Standard exam-grade nitrile gloves are manufactured and packaged in non-controlled environments, making them unsuitable for ISO-classified cleanrooms where particle and extractable levels must meet strict specifications. Cleanroom-grade nitrile gloves are DI-water washed, low-particle, and double-bagged in a cleanroom environment. For ISO Class 5 environments, only bagged cleanroom-grade gloves should be used; boxed gloves introduce contamination from cardboard particles.
How often should cleanroom shoe covers be replaced?
Shoe covers should be replaced every time personnel re-enter the cleanroom after leaving, and immediately if torn, wet, or contaminated. In high-traffic environments, some facilities require shoe cover changes between shifts or at defined intervals per their SOP. Tacky mats at gowning-station entries help remove surface particles from shoe covers before entering the clean zone, extending the effective life of the shoe covers within a single session.

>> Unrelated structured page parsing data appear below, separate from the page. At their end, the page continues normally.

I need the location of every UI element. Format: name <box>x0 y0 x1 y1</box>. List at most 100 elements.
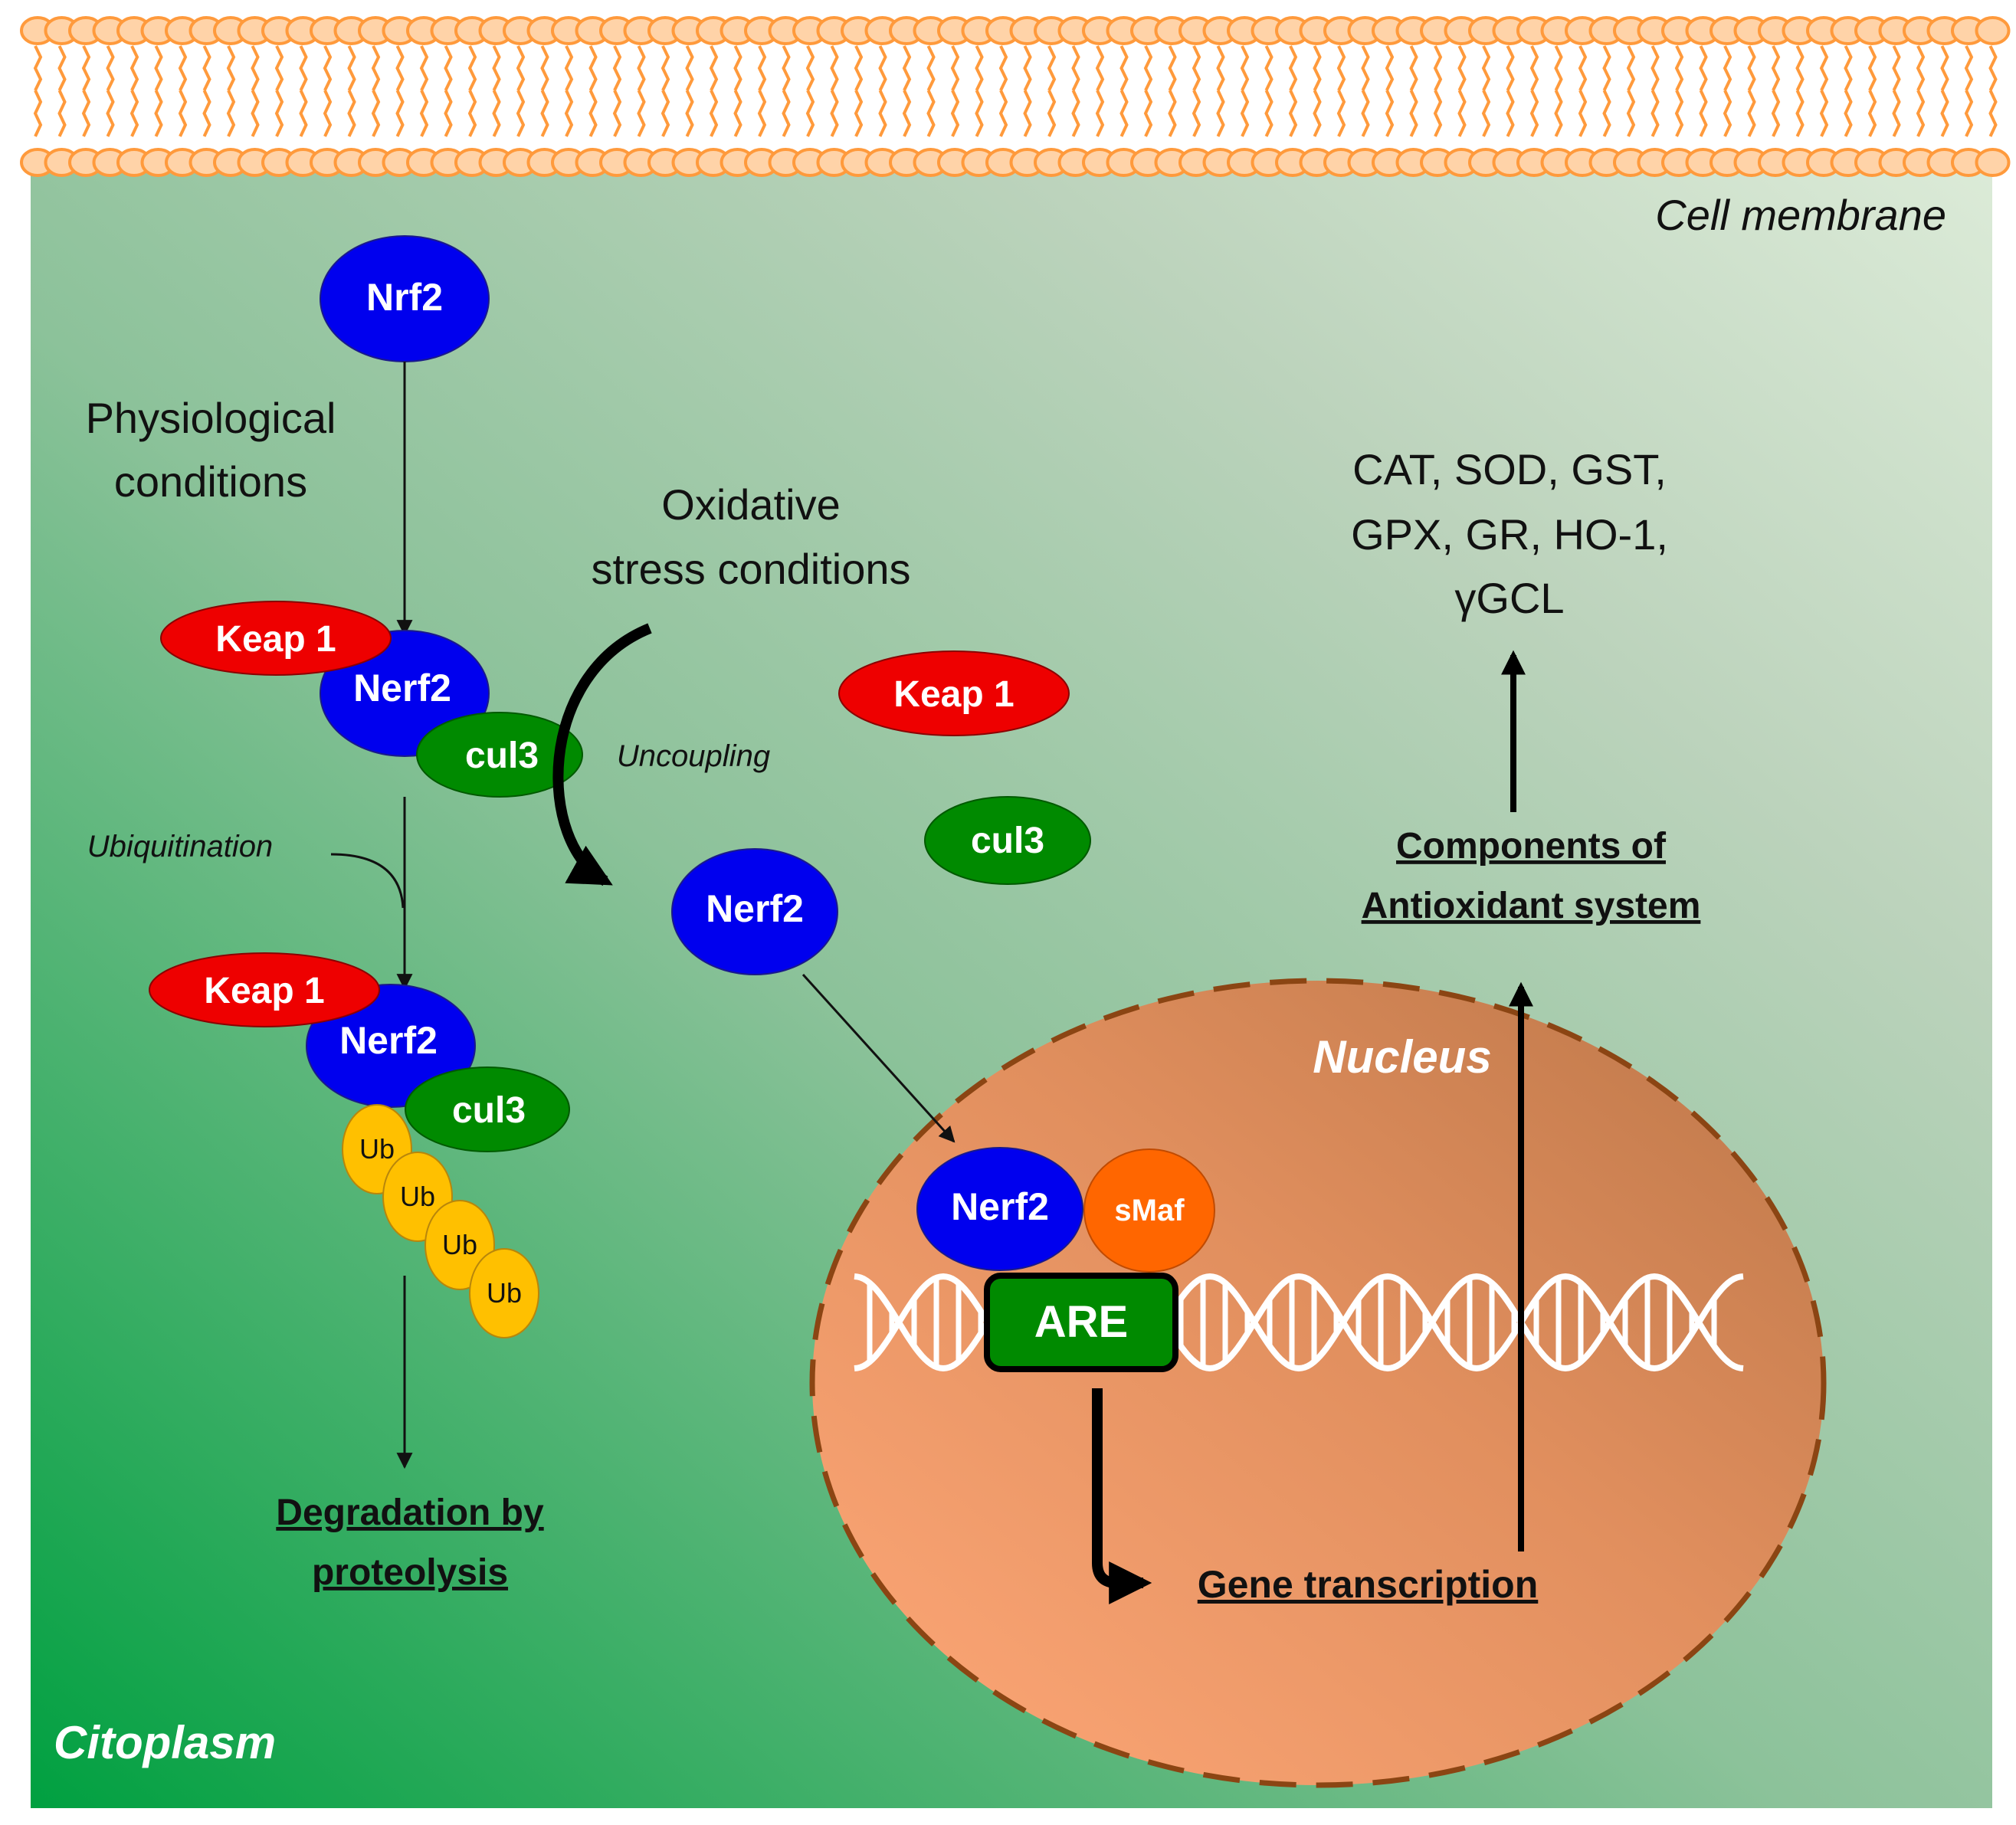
lipid-tail <box>57 90 67 137</box>
enzymes-line1: CAT, SOD, GST, <box>1352 445 1667 493</box>
lipid-tail <box>1964 90 1974 137</box>
nerf2-nuclear <box>916 1147 1083 1271</box>
ub-1-label: Ub <box>359 1133 395 1165</box>
lipid-tail <box>106 90 115 137</box>
lipid-tail <box>709 90 719 137</box>
lipid-tail <box>926 90 936 137</box>
antioxidant-line2: Antioxidant system <box>1362 886 1701 926</box>
transcription-arrow <box>1092 1388 1152 1604</box>
lipid-tail <box>1336 90 1346 137</box>
lipid-tail <box>1119 90 1129 137</box>
keap1-complex2 <box>149 952 380 1027</box>
lipid-tail <box>1771 90 1781 137</box>
lipid-tail <box>1626 45 1636 91</box>
lipid-tail <box>1361 90 1370 137</box>
lipid-head <box>1975 16 2011 45</box>
lipid-tail <box>564 90 574 137</box>
lipid-tail <box>998 90 1008 137</box>
lipid-tail <box>492 45 501 91</box>
lipid-tail <box>323 45 333 91</box>
antioxidant-line1: Components of <box>1396 826 1667 867</box>
lipid-tail <box>1143 45 1153 91</box>
lipid-tail <box>1795 45 1805 91</box>
lipid-tail <box>588 45 598 91</box>
lipid-tail <box>371 90 381 137</box>
nerf2-complex1-label: Nerf2 <box>353 667 451 709</box>
lipid-tail <box>637 45 646 91</box>
lipid-tail <box>902 90 912 137</box>
lipid-tail <box>661 90 670 137</box>
lipid-tail <box>1771 45 1781 91</box>
lipid-tail <box>950 90 960 137</box>
lipid-tail <box>1916 90 1926 137</box>
lipid-tail <box>854 45 864 91</box>
lipid-tail <box>1071 45 1080 91</box>
lipid-tail <box>1095 90 1105 137</box>
lipid-tail <box>1795 90 1805 137</box>
lipid-tail <box>299 90 308 137</box>
lipid-tail <box>1143 90 1153 137</box>
lipid-tail <box>1216 45 1225 91</box>
gene-transcription-label: Gene transcription <box>1198 1563 1539 1606</box>
lipid-tail <box>395 45 405 91</box>
lipid-tail <box>154 90 163 137</box>
lipid-tail <box>1892 45 1901 91</box>
lipid-tail <box>1433 45 1443 91</box>
ub-4-label: Ub <box>487 1277 522 1309</box>
lipid-tail <box>1481 45 1491 91</box>
lipid-tail <box>950 45 960 91</box>
lipid-tail <box>251 90 260 137</box>
lipid-tail <box>444 45 453 91</box>
lipid-tail <box>805 45 815 91</box>
keap1-free <box>838 650 1070 736</box>
lipid-tail <box>81 45 91 91</box>
lipid-tail <box>1168 90 1177 137</box>
lipid-tail <box>419 90 429 137</box>
degradation-line2: proteolysis <box>312 1552 508 1593</box>
lipid-tail <box>1844 90 1853 137</box>
lipid-tail <box>1336 45 1346 91</box>
lipid-tail <box>1892 90 1901 137</box>
lipid-tail <box>178 90 188 137</box>
lipid-tail <box>1988 90 1998 137</box>
lipid-tail <box>975 45 984 91</box>
lipid-tail <box>444 90 453 137</box>
enzymes-line2: GPX, GR, HO-1, <box>1351 510 1668 559</box>
lipid-tail <box>1578 45 1588 91</box>
lipid-tail <box>323 90 333 137</box>
cul3-complex1-label: cul3 <box>465 736 539 776</box>
cul3-free-label: cul3 <box>971 821 1044 861</box>
lipid-tail <box>1699 90 1708 137</box>
lipid-tail <box>1578 90 1588 137</box>
cul3-complex1 <box>416 712 583 798</box>
lipid-tail <box>1192 45 1201 91</box>
lipid-tail <box>33 90 43 137</box>
lipid-tail <box>1723 90 1732 137</box>
keap1-free-label: Keap 1 <box>893 674 1014 715</box>
lipid-tail <box>1168 45 1177 91</box>
lipid-tail <box>274 45 284 91</box>
keap1-complex1 <box>160 601 392 676</box>
lipid-tail <box>1650 45 1660 91</box>
ubiquitination-curve <box>330 853 405 909</box>
ubiquitination-label: Ubiquitination <box>87 830 273 863</box>
lipid-tail <box>1385 90 1395 137</box>
lipid-tail <box>1361 45 1370 91</box>
lipid-tail <box>612 90 622 137</box>
lipid-tail <box>347 90 356 137</box>
lipid-tail <box>129 45 139 91</box>
lipid-tail <box>1529 90 1539 137</box>
lipid-tail <box>782 45 791 91</box>
lipid-tail <box>419 45 429 91</box>
uncoupling-label: Uncoupling <box>617 739 770 773</box>
lipid-tail <box>1529 45 1539 91</box>
lipid-tail <box>1433 90 1443 137</box>
lipid-tail <box>347 45 356 91</box>
lipid-tail <box>1047 45 1057 91</box>
lipid-tail <box>998 45 1008 91</box>
degradation-line1: Degradation by <box>276 1492 544 1533</box>
lipid-tail <box>1964 45 1974 91</box>
ubiquitin-chain: Ub Ub Ub Ub <box>342 1104 539 1338</box>
lipid-tail <box>1819 90 1829 137</box>
lipid-tail <box>902 45 912 91</box>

Can I use standard paper towels or industrial wipes in an ISO Class 6 cleanroom?
No. Standard paper towels and industrial wipes shed fibers that are unacceptable in any ISO-classified environment. ISO Class 6 requires, at minimum, a hot-knife-sealed polyester/cellulose blend nonwoven wipe with a documented low NVR. Using industrial wipes in an ISO-classified space constitutes a contamination control failure and an audit finding.
Do all personnel entering a cleanroom need full coveralls?
The garment requirement depends on the ISO class of the cleanroom. ISO Class 7-8 environments may only require a frock, bouffant cap, gloves, and shoe covers. ISO Class 5-6 environments typically require full-body coveralls with an integrated hood, face mask, gloves, and boot covers. Confirm your specific ISO classification and consult your contamination control plan for garment requirements.
How should cleanroom cleaning chemicals be rotated?
Pharmaceutical and biotech cleanrooms that follow GMP guidance should rotate among at least two disinfectant chemistries to prevent the development of resistant microbial populations. A common rotation pairs IPA 70% for routine wipe-down with a sporicidal agent, such as hydrogen peroxide or a bleach-based solution, on a weekly or monthly schedule. The rotation schedule, frequencies, and agents should be documented in your contamination control plan.
What is the minimum tacky mat requirement for an ISO cleanroom?
At a minimum, one tacky mat should be placed immediately inside the final gowning stage, before entry into the clean zone. For ISO Class 5 environments, a two-mat sequence is recommended to provide redundant particle removal. Replace tacky mat sheets when more than 80% of the adhesive surface shows visible contamination or discoloration.